Libby Nelson is Vox's policy editor, leading coverage of how government action and inaction shape American life. Libby has more than a decade of policy journalism experience, including at Inside Higher Ed and Politico. She joined Vox in 2014.

The Solar Impulse 2, a plane fueled only by solar panels, spent two days flying across the Pacific and landed triumphantly in California on Sunday, completing the latest leg of the first attempt to circumnavigate the world using only solar power.

It was a gorgeous landing:

Solar Impulse II flying over Golden Gate Bridge
The Solar Impulse 2 comes in for a landing in Silicon Valley.
Jean Revillard via Getty Images

The Solar Impulse 2 has had a long trip so far, even longer than you'd expect given that it travels just 43 miles per hour. The journey started in March 2015 in Abu Dhabi. In July, after delays and setbacks in Asia, the plane's batteries overheated during the most important stretch of its trip so far, the five-day journey from Japan to Hawaii. The plane and its two-person crew spent 10 months in Oahu repairing the aircraft.

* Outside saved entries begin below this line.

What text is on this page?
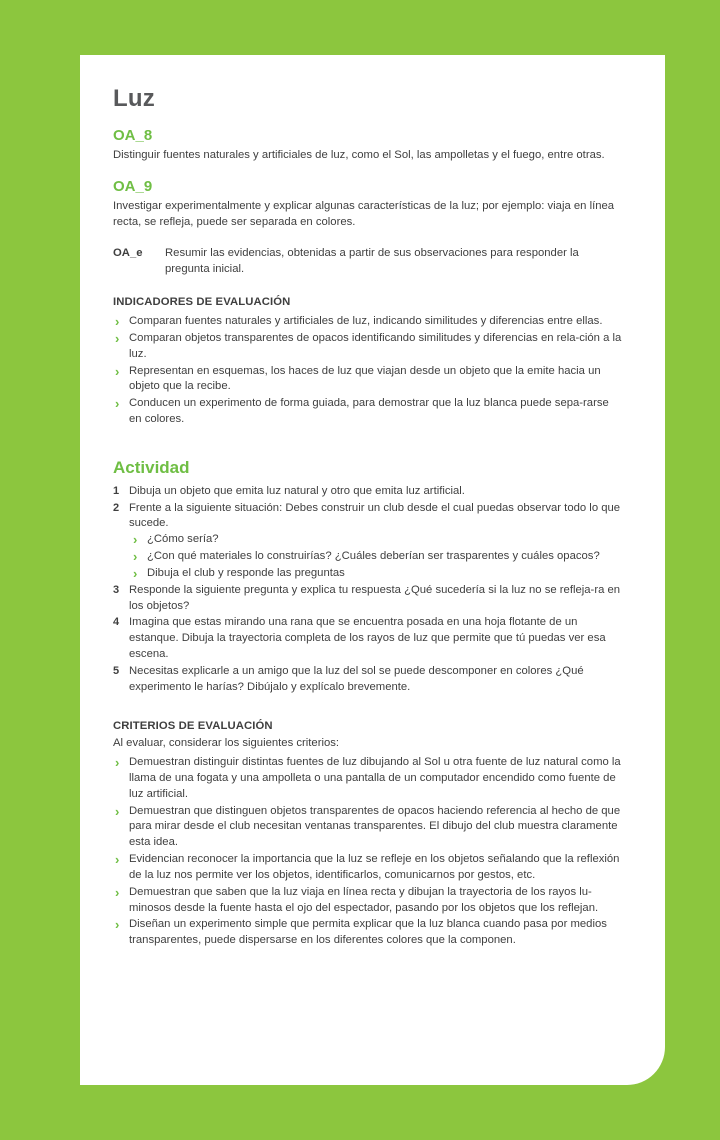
Luz
OA_8

Distinguir fuentes naturales y artificiales de luz, como el Sol, las ampolletas y el fuego, entre otras.

OA_9

Investigar experimentalmente y explicar algunas características de la luz; por ejemplo: viaja en línea recta, se refleja, puede ser separada en colores.

OA_e	Resumir las evidencias, obtenidas a partir de sus observaciones para responder la pregunta inicial.
INDICADORES DE EVALUACIÓN
› Comparan fuentes naturales y artificiales de luz, indicando similitudes y diferencias entre ellas.
› Comparan objetos transparentes de opacos identificando similitudes y diferencias en rela-ción a la luz.
› Representan en esquemas, los haces de luz que viajan desde un objeto que la emite hacia un objeto que la recibe.
› Conducen un experimento de forma guiada, para demostrar que la luz blanca puede sepa-rarse en colores.
Actividad
1 Dibuja un objeto que emita luz natural y otro que emita luz artificial.
2 Frente a la siguiente situación: Debes construir un club desde el cual puedas observar todo lo que sucede.
› ¿Cómo sería?
› ¿Con qué materiales lo construirías? ¿Cuáles deberían ser trasparentes y cuáles opacos?
› Dibuja el club y responde las preguntas
3 Responde la siguiente pregunta y explica tu respuesta ¿Qué sucedería si la luz no se refleja-ra en los objetos?
4 Imagina que estas mirando una rana que se encuentra posada en una hoja flotante de un estanque. Dibuja la trayectoria completa de los rayos de luz que permite que tú puedas ver esa escena.
5 Necesitas explicarle a un amigo que la luz del sol se puede descomponer en colores ¿Qué experimento le harías? Dibújalo y explícalo brevemente.
CRITERIOS DE EVALUACIÓN

Al evaluar, considerar los siguientes criterios:

› Demuestran distinguir distintas fuentes de luz dibujando al Sol u otra fuente de luz natural como la llama de una fogata y una ampolleta o una pantalla de un computador encendido como fuente de luz artificial.
› Demuestran que distinguen objetos transparentes de opacos haciendo referencia al hecho de que para mirar desde el club necesitan ventanas transparentes. El dibujo del club muestra claramente esta idea.
› Evidencian reconocer la importancia que la luz se refleje en los objetos señalando que la reflexión de la luz nos permite ver los objetos, identificarlos, comunicarnos por gestos, etc.
› Demuestran que saben que la luz viaja en línea recta y dibujan la trayectoria de los rayos lu-minosos desde la fuente hasta el ojo del espectador, pasando por los objetos que los reflejan.
› Diseñan un experimento simple que permita explicar que la luz blanca cuando pasa por medios transparentes, puede dispersarse en los diferentes colores que la componen.
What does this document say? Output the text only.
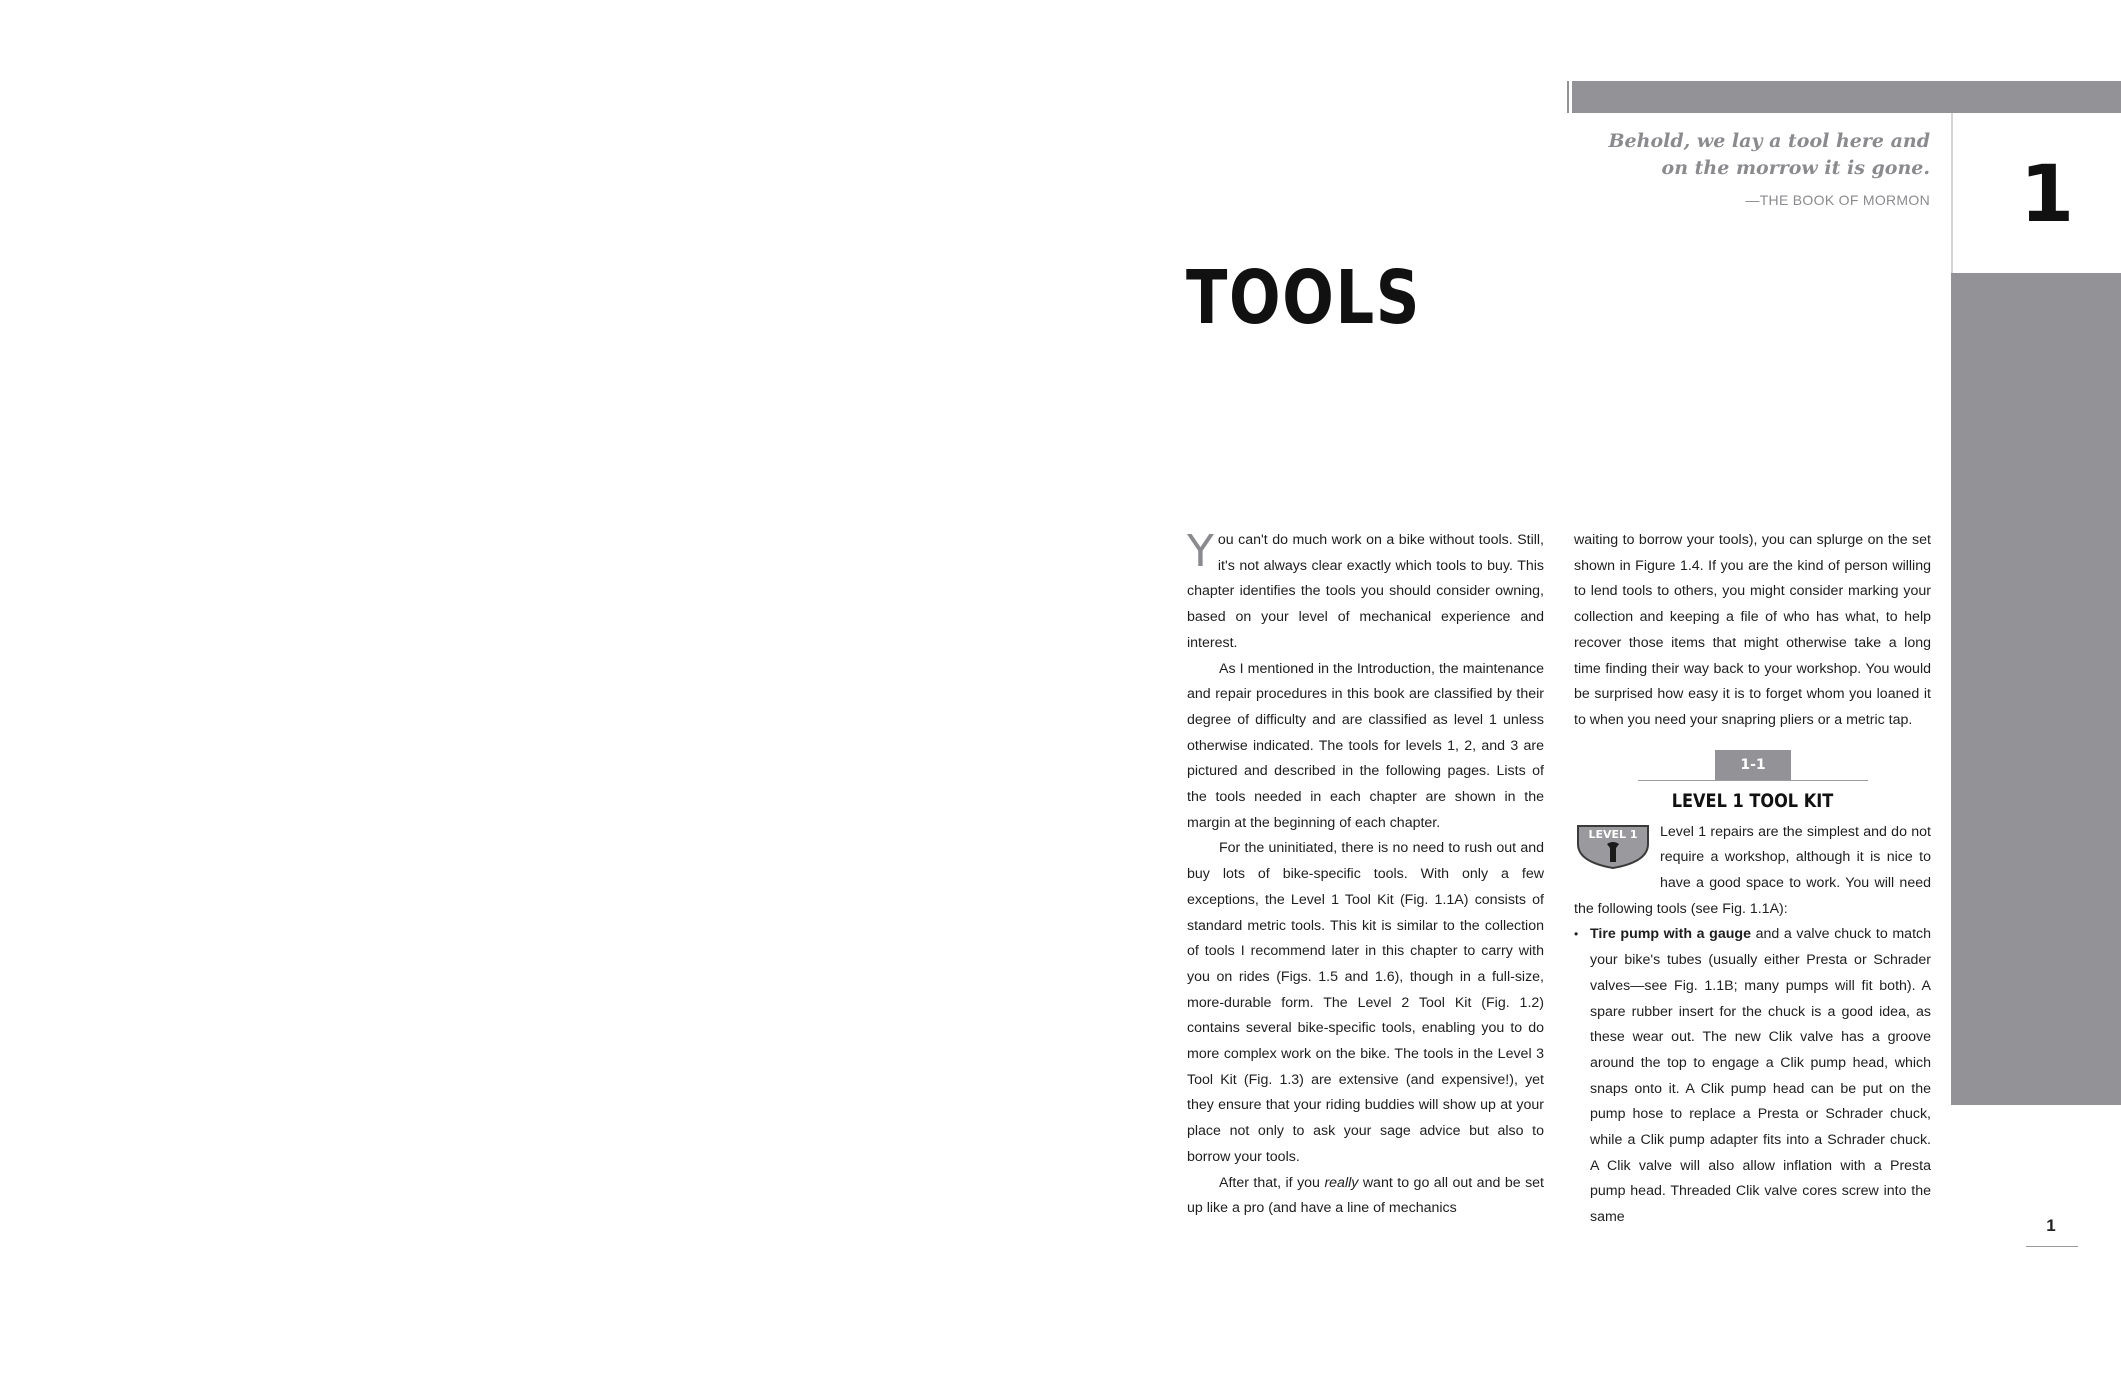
1
Behold, we lay a tool here and
on the morrow it is gone.
—THE BOOK OF MORMON
TOOLS

You can't do much work on a bike without tools. Still, it's not always clear exactly which tools to buy. This chapter identifies the tools you should consider owning, based on your level of mechanical experience and interest.

As I mentioned in the Introduction, the maintenance and repair procedures in this book are classified by their degree of difficulty and are classified as level 1 unless otherwise indicated. The tools for levels 1, 2, and 3 are pictured and described in the following pages. Lists of the tools needed in each chapter are shown in the margin at the beginning of each chapter.

For the uninitiated, there is no need to rush out and buy lots of bike-specific tools. With only a few exceptions, the Level 1 Tool Kit (Fig. 1.1A) consists of standard metric tools. This kit is similar to the collection of tools I recommend later in this chapter to carry with you on rides (Figs. 1.5 and 1.6), though in a full-size, more-durable form. The Level 2 Tool Kit (Fig. 1.2) contains several bike-specific tools, enabling you to do more complex work on the bike. The tools in the Level 3 Tool Kit (Fig. 1.3) are extensive (and expensive!), yet they ensure that your riding buddies will show up at your place not only to ask your sage advice but also to borrow your tools.

After that, if you really want to go all out and be set up like a pro (and have a line of mechanics

waiting to borrow your tools), you can splurge on the set shown in Figure 1.4. If you are the kind of person willing to lend tools to others, you might consider marking your collection and keeping a file of who has what, to help recover those items that might otherwise take a long time finding their way back to your workshop. You would be surprised how easy it is to forget whom you loaned it to when you need your snapring pliers or a metric tap.

1-1
LEVEL 1 TOOL KIT

LEVEL 1 Level 1 repairs are the simplest and do not require a workshop, although it is nice to have a good space to work. You will need the following tools (see Fig. 1.1A):

• Tire pump with a gauge and a valve chuck to match your bike's tubes (usually either Presta or Schrader valves—see Fig. 1.1B; many pumps will fit both). A spare rubber insert for the chuck is a good idea, as these wear out. The new Clik valve has a groove around the top to engage a Clik pump head, which snaps onto it. A Clik pump head can be put on the pump hose to replace a Presta or Schrader chuck, while a Clik pump adapter fits into a Schrader chuck. A Clik valve will also allow inflation with a Presta pump head. Threaded Clik valve cores screw into the same	1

Now that it's back in the air, the next step is to fly across the US, then the Atlantic, with a stop in southern Europe or northern Africa, before completing the loop in Abu Dhabi:

Map of route Solar Impulse

The goal of the journey, besides setting a new world record, is promoting clean energy. As Vox's Brad Plumer wrote when the plane took off in 2015, its slow speed and the fact that it can only hold two passengers means that solar-powered aircraft might not have many practical implications for air travel in the foreseeable future. (Biofuels, not solar power, are the aircraft industry's big hope for cutting emissions.)

But a plane as big as a Boeing 747 that carries only two people makes for a stunning sight as it lands:

One of the pilots comes from a long line of explorers

The flight of the Solar Impulse 2 feels like an old time adventure, or at least a steampunk one — a throwback to the early days of flight, when making it across the ocean was a harrowing feat.

One of the plane's two pilots, Bertrand Piccard, is a direct descendent of those earlier inventors, carrying on a family tradition of breaking records.

He's the grandson of Auguste Piccard, a Swiss physicist who took a hydrogen balloon to the stratosphere in 1931 — the highest a human being had ever traveled. (Auguste Piccard became the model for Professor Calculus in the Tintin comics, an absent-minded professor who invents spectacular devices.)

Then, in 1960, Auguste's son, Jacques Piccard, was the first person to explore the deepest part of the ocean, the Mariana Trench, in a capsule called a bathyscaphe that he had designed himself — going deeper than any human being before.

And Bertrand Piccard has already added his own record to the family's pile: He was the first to complete a nonstop air balloon flight around the world. If all goes well, he and his co-pilot, André Borschberg, will become the first to circumnavigate the world in a solar plane as well.